Was noch oben draufkommt, sind die Lehrschwimmbäder, die erneuert werden müssen. Hier sagen manche aus den anderen Parteien: „Wir haben doch früher auch was gemacht.“ Ja, wenn eine Pumpe kaputt war, dann wurde die ausgetauscht. Aber: Das reicht doch nicht, wenn unten die Stahlträger zusammenrosten. Da hätte man schon früher grundlegend sanieren müssen. Das kommt jetzt auch noch dazu. Mindestens 30 Millionen müssen wahrscheinlich für die Erneuerung der Lehrschwimmbäder veranschlagt werden.
Thema Arbeitskräfte: Ist es richtig, dass sie inzwischen aus dem Ausland Arbeitskräfte anwerben?
Ja, an Arbeits- und Fachkräften fehlt es an vielen Ecken. Was Pflegekräfte betrifft, kommen jetzt auch Mitarbeiterinnen und Mitarbeiter aus den Philippinen und aus Brasilien zu uns ans Klinikum. Wir suchen auch in der EU nach Erzieherinnen für Kindergärten und Kitas.
Nach so vielen Problemen: Wo sehen Sie die Stärken von Ingolstadt?

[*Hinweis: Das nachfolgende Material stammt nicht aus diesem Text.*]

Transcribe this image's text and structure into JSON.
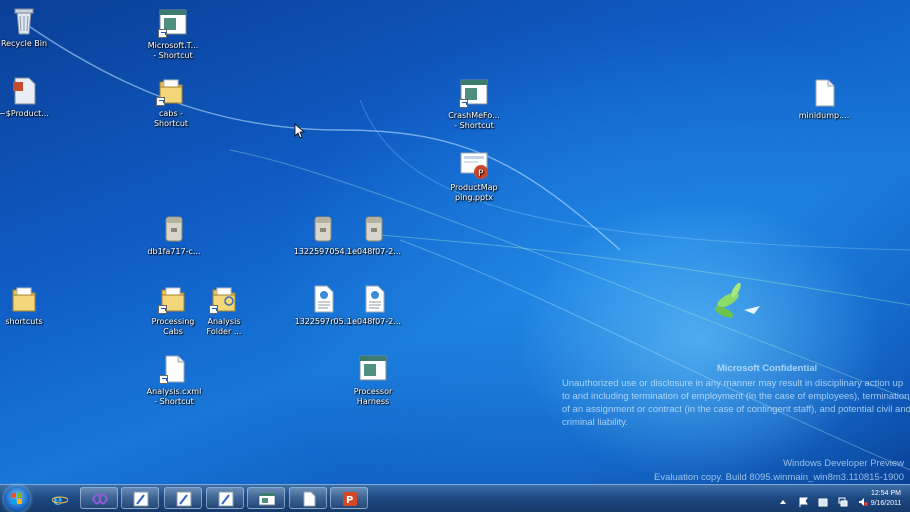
{
  "desktop": {
    "icons": [
      {
        "label": "Recycle Bin",
        "icon": "recycle-bin-icon"
      },
      {
        "label": "Microsoft.T...\n- Shortcut",
        "icon": "app-window-icon"
      },
      {
        "label": "~$Product...",
        "icon": "document-icon"
      },
      {
        "label": "cabs -\nShortcut",
        "icon": "folder-icon"
      },
      {
        "label": "CrashMeFo...\n- Shortcut",
        "icon": "app-window-icon"
      },
      {
        "label": "minidump....",
        "icon": "blank-file-icon"
      },
      {
        "label": "ProductMap\nping.pptx",
        "icon": "powerpoint-file-icon"
      },
      {
        "label": "db1fa717-c...",
        "icon": "cab-file-icon"
      },
      {
        "label": "1322597054...",
        "icon": "cab-file-icon"
      },
      {
        "label": "1e048f07-2...",
        "icon": "cab-file-icon"
      },
      {
        "label": "shortcuts",
        "icon": "folder-icon"
      },
      {
        "label": "Processing\nCabs",
        "icon": "folder-icon"
      },
      {
        "label": "Analysis\nFolder ...",
        "icon": "folder-icon"
      },
      {
        "label": "1322597r05...",
        "icon": "xml-file-icon"
      },
      {
        "label": "1e048f07-2...",
        "icon": "xml-file-icon"
      },
      {
        "label": "Analysis.cxml\n- Shortcut",
        "icon": "blank-file-icon"
      },
      {
        "label": "Processor\nHarness",
        "icon": "app-window-icon"
      }
    ],
    "confidential": {
      "title": "Microsoft Confidential",
      "body": "Unauthorized use or disclosure in any manner may result in disciplinary action up to and including termination of employment (in the case of employees), termination of an assignment or contract (in the case of contingent staff), and potential civil and criminal liability."
    },
    "watermark": {
      "edition": "Windows Developer Preview",
      "build": "Evaluation copy. Build 8095.winmain_win8m3.110815-1900"
    }
  },
  "taskbar": {
    "start_icon": "windows-flag-icon",
    "buttons": [
      {
        "icon": "internet-explorer-icon"
      },
      {
        "icon": "visual-studio-icon"
      },
      {
        "icon": "paint-brush-icon"
      },
      {
        "icon": "paint-brush-icon"
      },
      {
        "icon": "paint-brush-icon"
      },
      {
        "icon": "app-window-icon"
      },
      {
        "icon": "blank-file-icon"
      },
      {
        "icon": "powerpoint-icon"
      }
    ],
    "tray_icons": [
      "chevron-up-icon",
      "flag-icon",
      "device-icon",
      "network-icon",
      "volume-icon"
    ],
    "clock": {
      "time": "12:54 PM",
      "date": "9/16/2011"
    }
  },
  "colors": {
    "accent": "#1877d8",
    "taskbar": "#1d4a82"
  }
}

Unser ganz großes Plus ist unsere hohe Lebensqualität. Ingolstadt ist eine Großstadt im Grünen. Wir sind keine urbane Stadt. Man verlässt kaum die Altstadt und ist sofort in den Donauauen. Ingolstadt ist auch eine familienfreundliche, eine entschleunigte Stadt. Wenn Sie das mit München vergleichen: Dort brauchen sie gute Nerven! Ich möchte fast sagen, wir sind im Vergleich mit anderen Städten eine Oase. Hier kann man als junge Eltern Kinder wirklich gut aufziehen. Und es gibt auch gut bezahlte Jobs. Man kann hier einfach gut leben – mit ausgezeichneter Infrastruktur: Vom ICE-Halt, über den direkten Autobahnanschluss bis zur Nähe zum Flughafen. Ich würde fast sagen: Besser geht’s nicht!

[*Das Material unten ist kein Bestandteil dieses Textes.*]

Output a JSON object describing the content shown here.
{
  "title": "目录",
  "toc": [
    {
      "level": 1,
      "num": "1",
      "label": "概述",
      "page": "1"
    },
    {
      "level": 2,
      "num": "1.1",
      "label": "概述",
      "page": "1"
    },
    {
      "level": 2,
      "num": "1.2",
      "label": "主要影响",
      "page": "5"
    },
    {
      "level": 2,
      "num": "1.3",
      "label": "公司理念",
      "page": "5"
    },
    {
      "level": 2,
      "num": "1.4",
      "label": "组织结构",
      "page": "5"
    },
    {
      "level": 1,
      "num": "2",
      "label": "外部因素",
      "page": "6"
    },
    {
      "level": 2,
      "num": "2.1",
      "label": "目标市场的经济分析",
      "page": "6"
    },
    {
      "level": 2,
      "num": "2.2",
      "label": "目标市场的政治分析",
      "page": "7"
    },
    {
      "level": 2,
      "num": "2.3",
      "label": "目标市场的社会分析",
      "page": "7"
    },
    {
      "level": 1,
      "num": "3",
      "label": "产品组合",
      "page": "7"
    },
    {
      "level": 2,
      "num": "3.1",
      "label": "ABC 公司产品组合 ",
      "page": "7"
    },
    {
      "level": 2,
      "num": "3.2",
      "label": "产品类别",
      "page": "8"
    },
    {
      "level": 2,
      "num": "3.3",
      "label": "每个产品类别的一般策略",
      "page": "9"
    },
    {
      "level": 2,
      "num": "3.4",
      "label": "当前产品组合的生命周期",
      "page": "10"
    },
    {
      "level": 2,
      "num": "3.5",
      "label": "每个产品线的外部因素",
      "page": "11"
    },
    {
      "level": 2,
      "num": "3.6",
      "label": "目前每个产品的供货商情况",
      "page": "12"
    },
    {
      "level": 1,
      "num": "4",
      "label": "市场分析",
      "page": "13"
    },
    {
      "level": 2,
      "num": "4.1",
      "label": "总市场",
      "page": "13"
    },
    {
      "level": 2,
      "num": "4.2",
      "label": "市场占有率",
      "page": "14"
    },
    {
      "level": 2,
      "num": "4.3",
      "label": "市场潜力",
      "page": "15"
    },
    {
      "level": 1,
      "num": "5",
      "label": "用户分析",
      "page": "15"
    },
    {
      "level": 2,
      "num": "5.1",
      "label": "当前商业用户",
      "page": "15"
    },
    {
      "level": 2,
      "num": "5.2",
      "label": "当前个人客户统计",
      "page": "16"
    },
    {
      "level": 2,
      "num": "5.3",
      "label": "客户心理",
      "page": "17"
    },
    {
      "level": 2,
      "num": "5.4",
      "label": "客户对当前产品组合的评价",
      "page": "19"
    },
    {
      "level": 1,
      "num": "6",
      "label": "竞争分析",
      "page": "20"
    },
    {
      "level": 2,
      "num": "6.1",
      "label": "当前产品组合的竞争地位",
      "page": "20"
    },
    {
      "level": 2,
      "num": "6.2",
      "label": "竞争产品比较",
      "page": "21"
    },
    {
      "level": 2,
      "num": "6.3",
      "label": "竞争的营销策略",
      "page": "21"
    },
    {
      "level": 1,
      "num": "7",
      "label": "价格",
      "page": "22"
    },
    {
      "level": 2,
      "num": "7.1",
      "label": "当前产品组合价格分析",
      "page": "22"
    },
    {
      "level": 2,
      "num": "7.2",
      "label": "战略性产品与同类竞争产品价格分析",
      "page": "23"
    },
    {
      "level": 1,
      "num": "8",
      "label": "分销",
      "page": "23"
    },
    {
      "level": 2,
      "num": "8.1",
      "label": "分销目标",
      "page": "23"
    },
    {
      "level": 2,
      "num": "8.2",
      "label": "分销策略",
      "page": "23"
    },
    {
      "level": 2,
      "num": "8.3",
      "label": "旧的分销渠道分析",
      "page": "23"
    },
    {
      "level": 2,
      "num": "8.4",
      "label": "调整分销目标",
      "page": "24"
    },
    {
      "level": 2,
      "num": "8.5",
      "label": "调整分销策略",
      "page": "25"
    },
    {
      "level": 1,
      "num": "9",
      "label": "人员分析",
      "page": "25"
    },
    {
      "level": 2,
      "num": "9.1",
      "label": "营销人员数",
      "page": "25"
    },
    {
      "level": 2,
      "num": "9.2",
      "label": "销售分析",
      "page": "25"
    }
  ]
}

Nach diesen lobenden Worten für die Stadt ist es nur eine Frage um der Vollständigkeit Willen: Treten Sie 2026 wieder als Kandidat für das Amt des Oberbürgermeisters bei der Kommunalwahl an?
Ich habe die Absicht, habe mich aber noch nicht endgültig entschieden.
Anmerkung: Der Wortlaut des Interviews wurde vom OB-Büro autorisiert. Das Interview führte Hermann Käbisch.